And, unusually, the Democratic Party, given the slimmest of margins by Georgia’s Senate seats, has seized the day. They have actually grasped their opportunity and maintained impressive discipline! The American Rescue Plan is the first move of an administration that is proving to be everything the Republicans once falsely claimed about Obama: this administration really seems dedicated to a fundamental transformation of America. Biden is doing what Obama never could (or wanted to). Uncle Joe’s reputation for moderation, his old white-guy familiarity, his past centrism, his age and working-class affect, his confused senior stare and stuttering speech, has become a brilliant frontman for intensifying left-radicalism. 

The nearly $2 trillion now being printed and borrowed and delivered directly to Americans is not about “rescuing” the economy. Pent-up demand, a big transfer of resources to ordinary people under the CARES Act, and an end to lockdowns will do that anyway. This package is about artificially super-charging the economy in the short term, while maximizing its redistributive effect. It’s a demonstration of the Democrats’ historically strongest argument: vote for us and we’ll take care of you.

It “slashes” poverty the easy way: by giving everyone who earns less than $75,000 a check for $1400, and by creating a new, no-strings subsidy for every child, in a direct repudiation of the welfare reform of the Clinton era. The goal is to make the subsidy permanent (and it sure will be hard to repeal). The ARP bails out union pensions; it expands access to Obamacare significantly; it creates generous spending programs for Native Americans, and even offers reparations to Latino, Asian and black farmers.

Eric Levitz excitedly lists all the left policy triumphs in the bill here. Jamelle Bouie can barely contain himself here. And it seems to me they have every reason to celebrate. Just six months, or even six weeks ago, much of this was a leftist pipe-dream. Now it’s reality. And the Republicans have failed to make it even faintly unpopular.

But wait, there’s more. The Biden administration sees this $2 trillion as a mere hors d’oeuvre for a possible $4 trillion more in infrastructure and green investment. A few trillion over the last year; and a few trillion in the ARP; even more trillions for infrastructure. After a while, we’re talking serious money.

But don’t worry. No new taxes will pay for it. Cakes will be eaten and had too. The government will either borrow these trillions, or just print them, and the Federal Reserve itself assures us that there will be no consequences to this, and that a bigger debt than any since the Second World War for the foreseeable future is no problem. Interest rates will not rise, they assure us. Inflation will, at worst, nudge above 2 percent.

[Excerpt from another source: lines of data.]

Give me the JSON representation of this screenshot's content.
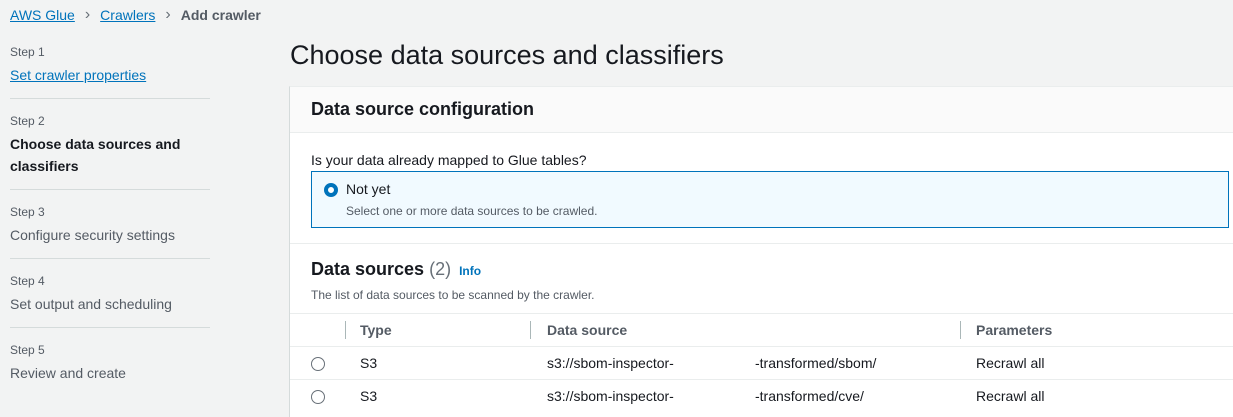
{
  "breadcrumb": {
    "items": [
      "AWS Glue",
      "Crawlers"
    ],
    "current": "Add crawler"
  },
  "steps": [
    {
      "num": "Step 1",
      "title": "Set crawler properties",
      "state": "link"
    },
    {
      "num": "Step 2",
      "title": "Choose data sources and classifiers",
      "state": "active"
    },
    {
      "num": "Step 3",
      "title": "Configure security settings",
      "state": "disabled"
    },
    {
      "num": "Step 4",
      "title": "Set output and scheduling",
      "state": "disabled"
    },
    {
      "num": "Step 5",
      "title": "Review and create",
      "state": "disabled"
    }
  ],
  "page_title": "Choose data sources and classifiers",
  "config": {
    "title": "Data source configuration",
    "question": "Is your data already mapped to Glue tables?",
    "option_label": "Not yet",
    "option_desc": "Select one or more data sources to be crawled.",
    "selected": true
  },
  "sources": {
    "title": "Data sources",
    "count": "(2)",
    "info": "Info",
    "description": "The list of data sources to be scanned by the crawler.",
    "columns": [
      "Type",
      "Data source",
      "Parameters"
    ],
    "rows": [
      {
        "type": "S3",
        "source_prefix": "s3://sbom-inspector-",
        "source_suffix": "-transformed/sbom/",
        "parameters": "Recrawl all"
      },
      {
        "type": "S3",
        "source_prefix": "s3://sbom-inspector-",
        "source_suffix": "-transformed/cve/",
        "parameters": "Recrawl all"
      }
    ]
  }
}
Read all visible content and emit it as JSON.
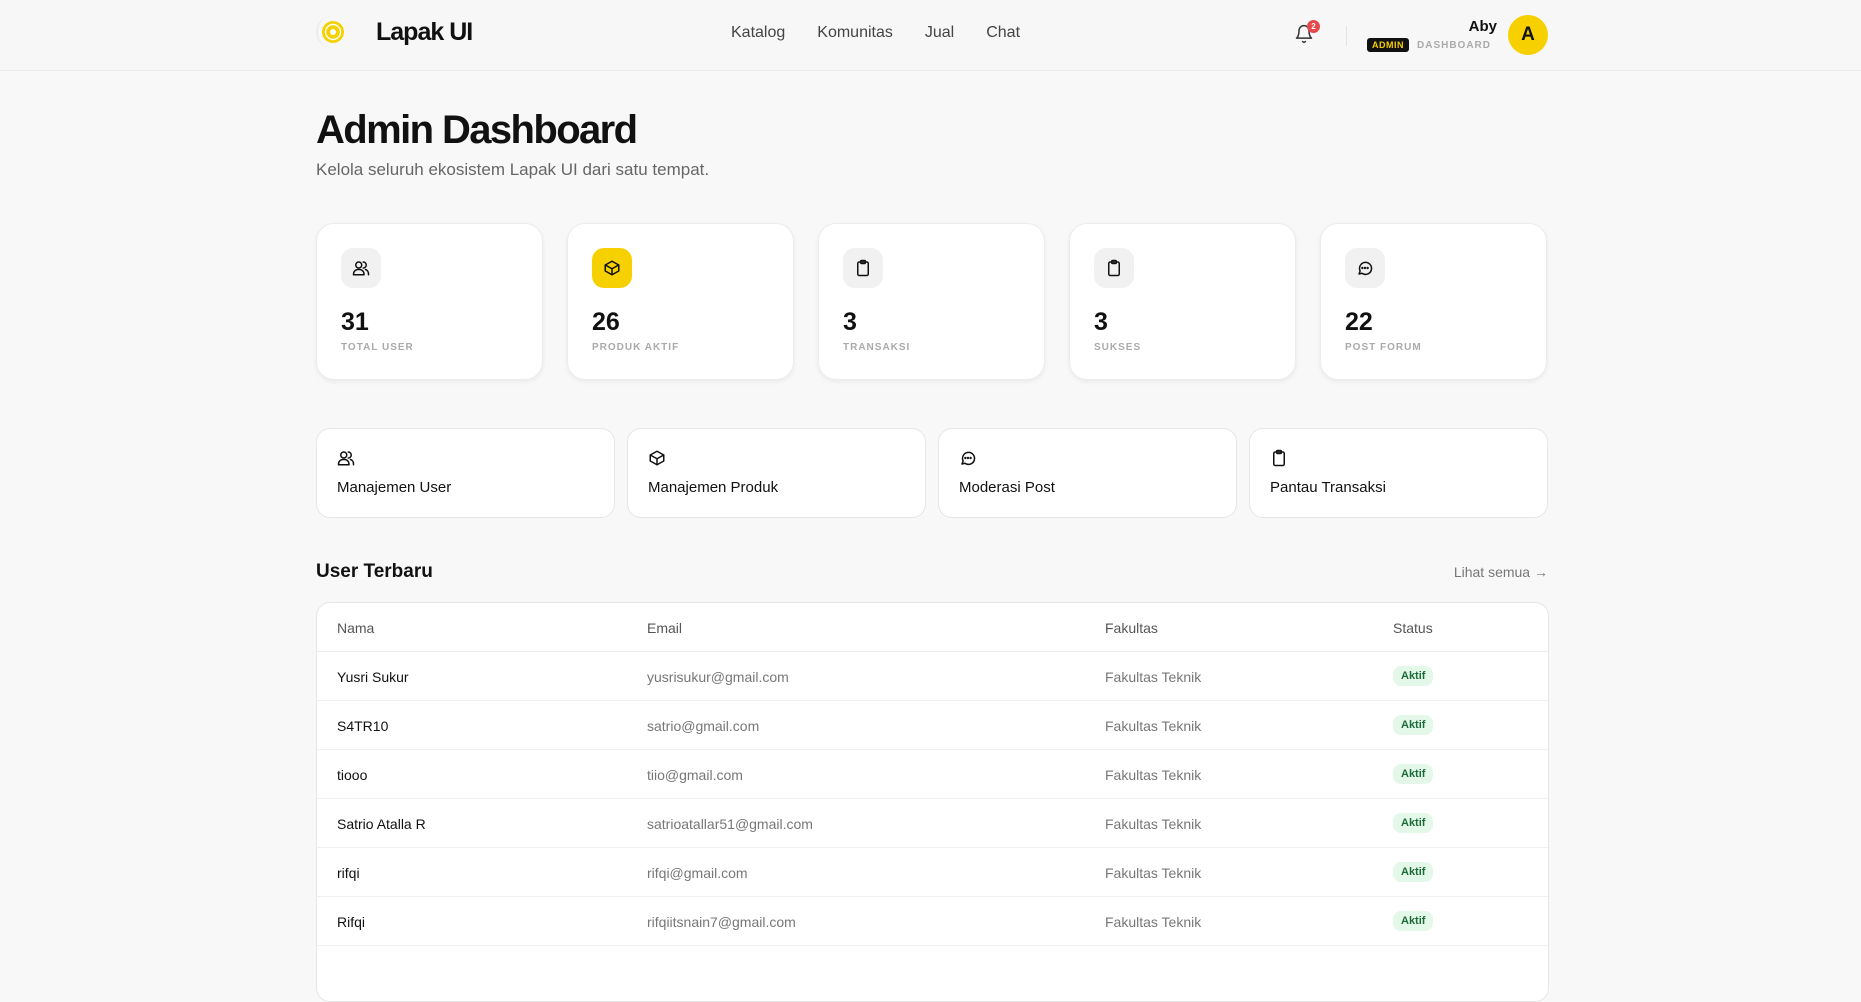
{
  "app": {
    "name": "Lapak UI"
  },
  "nav": {
    "items": [
      "Katalog",
      "Komunitas",
      "Jual",
      "Chat"
    ]
  },
  "notifications": {
    "count": "2"
  },
  "user": {
    "name": "Aby",
    "role": "ADMIN",
    "role_sub": "DASHBOARD",
    "avatar_initial": "A"
  },
  "page": {
    "title": "Admin Dashboard",
    "subtitle": "Kelola seluruh ekosistem Lapak UI dari satu tempat."
  },
  "stats": [
    {
      "icon": "users-icon",
      "value": "31",
      "label": "TOTAL USER",
      "highlight": false
    },
    {
      "icon": "box-icon",
      "value": "26",
      "label": "PRODUK AKTIF",
      "highlight": true
    },
    {
      "icon": "clipboard-icon",
      "value": "3",
      "label": "TRANSAKSI",
      "highlight": false
    },
    {
      "icon": "clipboard-icon",
      "value": "3",
      "label": "SUKSES",
      "highlight": false
    },
    {
      "icon": "chat-icon",
      "value": "22",
      "label": "POST FORUM",
      "highlight": false
    }
  ],
  "actions": [
    {
      "icon": "users-icon",
      "label": "Manajemen User"
    },
    {
      "icon": "box-icon",
      "label": "Manajemen Produk"
    },
    {
      "icon": "chat-icon",
      "label": "Moderasi Post"
    },
    {
      "icon": "clipboard-icon",
      "label": "Pantau Transaksi"
    }
  ],
  "recent_users": {
    "title": "User Terbaru",
    "see_all": "Lihat semua →",
    "columns": [
      "Nama",
      "Email",
      "Fakultas",
      "Status"
    ],
    "rows": [
      {
        "name": "Yusri Sukur",
        "email": "yusrisukur@gmail.com",
        "faculty": "Fakultas Teknik",
        "status": "Aktif"
      },
      {
        "name": "S4TR10",
        "email": "satrio@gmail.com",
        "faculty": "Fakultas Teknik",
        "status": "Aktif"
      },
      {
        "name": "tiooo",
        "email": "tiio@gmail.com",
        "faculty": "Fakultas Teknik",
        "status": "Aktif"
      },
      {
        "name": "Satrio Atalla R",
        "email": "satrioatallar51@gmail.com",
        "faculty": "Fakultas Teknik",
        "status": "Aktif"
      },
      {
        "name": "rifqi",
        "email": "rifqi@gmail.com",
        "faculty": "Fakultas Teknik",
        "status": "Aktif"
      },
      {
        "name": "Rifqi",
        "email": "rifqiitsnain7@gmail.com",
        "faculty": "Fakultas Teknik",
        "status": "Aktif"
      }
    ]
  },
  "colors": {
    "accent": "#f7d000",
    "status_bg": "#e4f8ea",
    "status_fg": "#1d6b3a",
    "badge": "#e5484d"
  }
}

Just as Trump pumped a trillion into an established recovery, so Biden will up the ante and pump trillions and trillions more into an already surging economy. 

Step back some more, and look at the rest of the Biden agenda. It’s pretty similar in scale and ambition. HR1 — reforming democracy — has some good parts, but it is also a Christmas tree of hyper-progressive goals. On “social justice” questions, Biden mandates “equity” as a core principle in all policy-making, and Ibram Kendi indoctrination sessions for government employees; he is likely to end due process for college men accused of sexual assault or rape; he wants to legislate that sex-based rights are trumped by gender-based rights, and to repeal the Religious Freedom Restoration Act when it comes to gays, lesbians and transgender people. After a lifetime of opposition, Biden now backs full public funding of abortion. On immigration, Biden’s goal appears to be facilitating as much of it as possible, while granting a mass amnesty. Am I missing something? Is there a policy area where the left is not in control? (Seriously, if you can find an area where they’re not, I’ll post it, and recalibrate.)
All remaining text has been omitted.